Pull-Push Pyramid – Awesome upper-body body-weight routine

by Paleo Rob on 07/02/2011

So as part of my US Marine Fitness Challenge I need to up my pullup count. Currently I am maxing out at about 8 bodyweight pullups before I start losing form. I need to more than double that in the next few months to reach my target. Sounds easy, but pullups are a bitch. I really need to increase my upper body strength and endurance.
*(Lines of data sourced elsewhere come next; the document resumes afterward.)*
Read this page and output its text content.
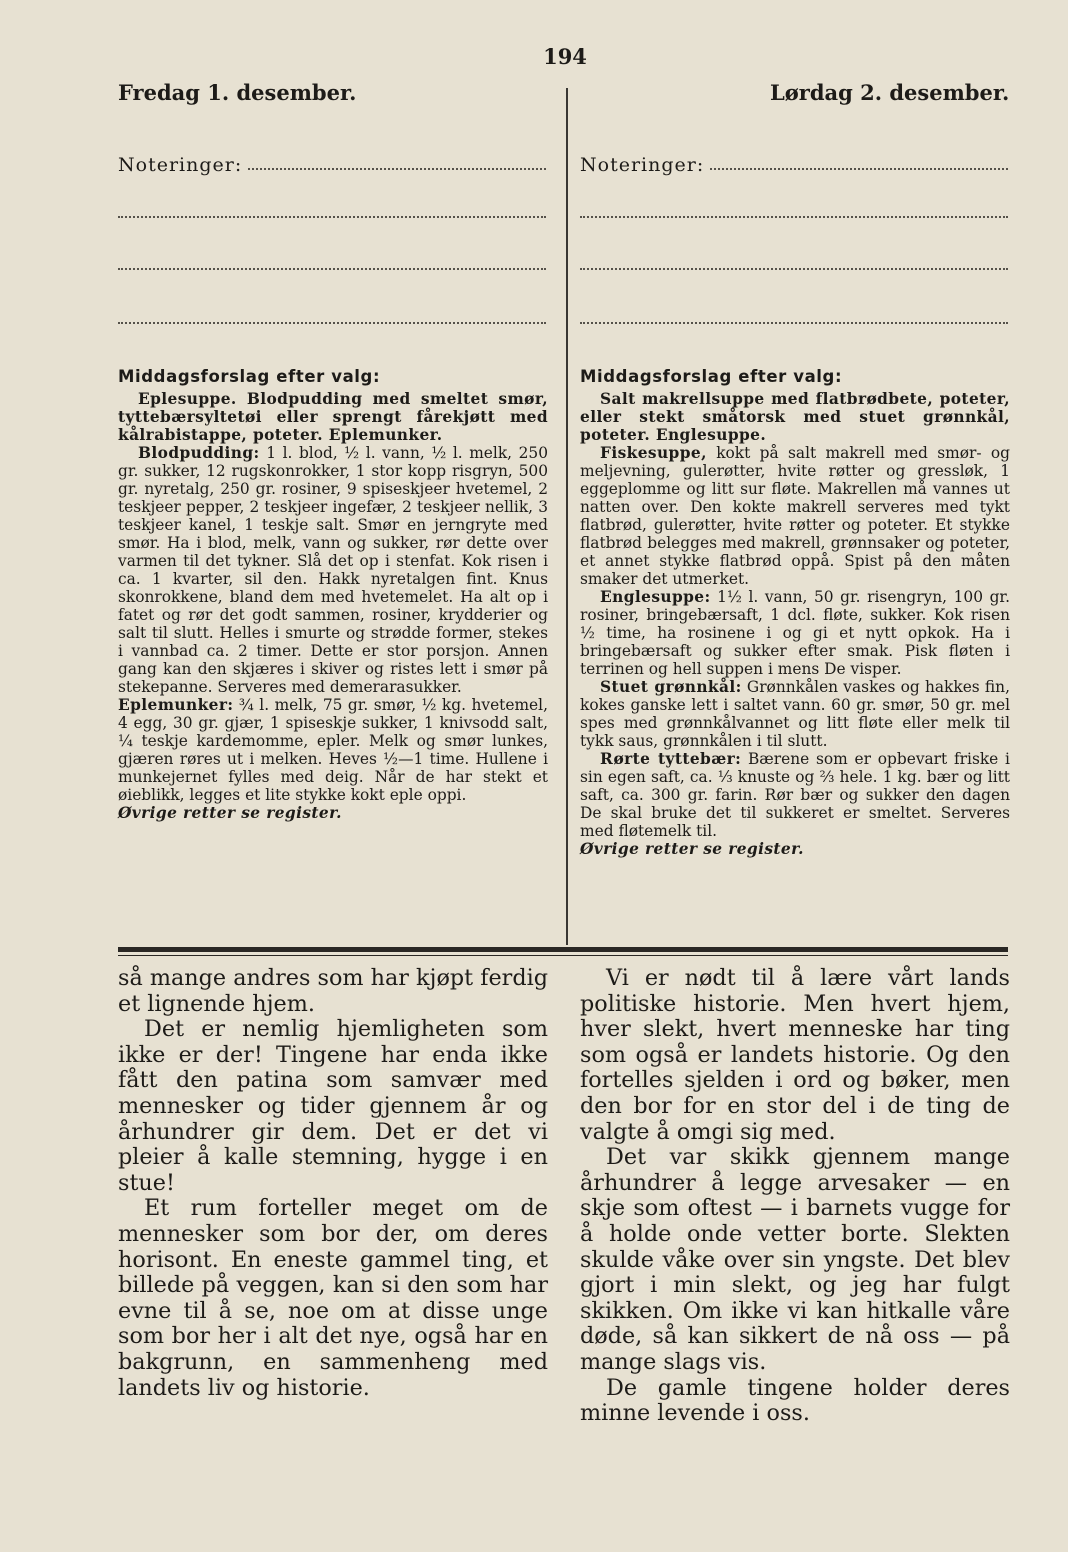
194
Fredag 1. desember.	Lørdag 2. desember.
Noteringer:	Noteringer:
Middagsforslag efter valg:

Eplesuppe. Blodpudding med smeltet smør, tyttebærsyltetøi eller sprengt fårekjøtt med kålrabistappe, poteter. Eplemunker.

Blodpudding: 1 l. blod, ½ l. vann, ½ l. melk, 250 gr. sukker, 12 rugskonrokker, 1 stor kopp risgryn, 500 gr. nyretalg, 250 gr. rosiner, 9 spiseskjeer hvetemel, 2 teskjeer pepper, 2 teskjeer ingefær, 2 teskjeer nellik, 3 teskjeer kanel, 1 teskje salt. Smør en jerngryte med smør. Ha i blod, melk, vann og sukker, rør dette over varmen til det tykner. Slå det op i stenfat. Kok risen i ca. 1 kvarter, sil den. Hakk nyretalgen fint. Knus skonrokkene, bland dem med hvetemelet. Ha alt op i fatet og rør det godt sammen, rosiner, krydderier og salt til slutt. Helles i smurte og strødde former, stekes i vannbad ca. 2 timer. Dette er stor porsjon. Annen gang kan den skjæres i skiver og ristes lett i smør på stekepanne. Serveres med demerarasukker.

Eplemunker: ¾ l. melk, 75 gr. smør, ½ kg. hvetemel, 4 egg, 30 gr. gjær, 1 spiseskje sukker, 1 knivsodd salt, ¼ teskje kardemomme, epler. Melk og smør lunkes, gjæren røres ut i melken. Heves ½—1 time. Hullene i munkejernet fylles med deig. Når de har stekt et øieblikk, legges et lite stykke kokt eple oppi.

Øvrige retter se register.

Middagsforslag efter valg:

Salt makrellsuppe med flatbrødbete, poteter, eller stekt småtorsk med stuet grønnkål, poteter. Englesuppe.

Fiskesuppe, kokt på salt makrell med smør- og meljevning, gulerøtter, hvite røtter og gressløk, 1 eggeplomme og litt sur fløte. Makrellen må vannes ut natten over. Den kokte makrell serveres med tykt flatbrød, gulerøtter, hvite røtter og poteter. Et stykke flatbrød belegges med makrell, grønnsaker og poteter, et annet stykke flatbrød oppå. Spist på den måten smaker det utmerket.

Englesuppe: 1½ l. vann, 50 gr. risengryn, 100 gr. rosiner, bringebærsaft, 1 dcl. fløte, sukker. Kok risen ½ time, ha rosinene i og gi et nytt opkok. Ha i bringebærsaft og sukker efter smak. Pisk fløten i terrinen og hell suppen i mens De visper.

Stuet grønnkål: Grønnkålen vaskes og hakkes fin, kokes ganske lett i saltet vann. 60 gr. smør, 50 gr. mel spes med grønnkålvannet og litt fløte eller melk til tykk saus, grønnkålen i til slutt.

Rørte tyttebær: Bærene som er opbevart friske i sin egen saft, ca. ⅓ knuste og ⅔ hele. 1 kg. bær og litt saft, ca. 300 gr. farin. Rør bær og sukker den dagen De skal bruke det til sukkeret er smeltet. Serveres med fløtemelk til.

Øvrige retter se register.

så mange andres som har kjøpt ferdig et lignende hjem.

Det er nemlig hjemligheten som ikke er der! Tingene har enda ikke fått den patina som samvær med mennesker og tider gjennem år og århundrer gir dem. Det er det vi pleier å kalle stemning, hygge i en stue!

Et rum forteller meget om de mennesker som bor der, om deres horisont. En eneste gammel ting, et billede på veggen, kan si den som har evne til å se, noe om at disse unge som bor her i alt det nye, også har en bakgrunn, en sammenheng med landets liv og historie.

Vi er nødt til å lære vårt lands politiske historie. Men hvert hjem, hver slekt, hvert menneske har ting som også er landets historie. Og den fortelles sjelden i ord og bøker, men den bor for en stor del i de ting de valgte å omgi sig med.

Det var skikk gjennem mange århundrer å legge arvesaker — en skje som oftest — i barnets vugge for å holde onde vetter borte. Slekten skulde våke over sin yngste. Det blev gjort i min slekt, og jeg har fulgt skikken. Om ikke vi kan hitkalle våre døde, så kan sikkert de nå oss — på mange slags vis.

De gamle tingene holder deres minne levende i oss.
To do this so I have started on a simple pyramid routine.

The Pull Push Pyramid routine is super easy on paper, 6 easy steps that will make your trapz feel like the devil himself stuck his head in there and started chewing on them; 170px-Marine_Pull-ups

Step 1 – 3 Pullups – 9 Pushups – 60sec rest

Step 2 – 4 Pullups – 12 Pushups – 60sec rest

Step 3 – 6 Pullups – 18 Pushups – 60sec rest

Step 4 – 4 Pullups – 12 Pushups – 60sec rest

Step 5 – 3 Pullups – 9 Pushups – 60sec rest

So you start small, up the reps, then lower them. Step 3 is your max reps on the pullups. To determine what max reps to begin with, get your total max reps and drop it by about 20%. So mine was 8 reps I lowered it to 6.

Upping it!

If by the time you get to step 3 you think you can really push your pullup count another 2-3 more, increase the amount of pullups in ALL steps by 1 (as well as corresponding pushup count).

Change it up

There is no end to the modifications you can do for this routine. You can increase/decrease the rest times (shorter rest for endurance, longer rest for strength), you can increase/decrease the ratio of pullups to pushups (i.e 1 pullup to 1 pushup or 1 pullup to 4 pushups) and of course you can add weights to yourself to make everything harder.

My aim here is to be able to do 20 pullups on my step 3 pullup. That means there is some serious trapezium pain coming my way.

{ 3 comments… read them below or add one }

Jake February 7, 2011 at 9:09 am

I am at 6 pullups and trying to reach 12. They are very difficult but they do make for good looking lats.

Another alternative I do is negatives. That is after I have maxed out my pullups, I step on a stool to bring my chin up to the bar and then I slowly let myself down to the floor. I can usually do 10 of those.
It is another way to build pullup strength.


Paleo Rob February 7, 2011 at 9:14 am

Negatives are great when starting out!

I try not to fatigue the muscles too much whilst I am building strength and often go below my max.


Nick Lo May 1, 2011 at 9:47 am

If you’ve got a chinning bar that’s at jumping height you can try a variation of this, which could be called pull-push burpees if it needed a name: It’s just a pushup then leap, grab the bar, pullup, lower, drop into pushup… and repeat.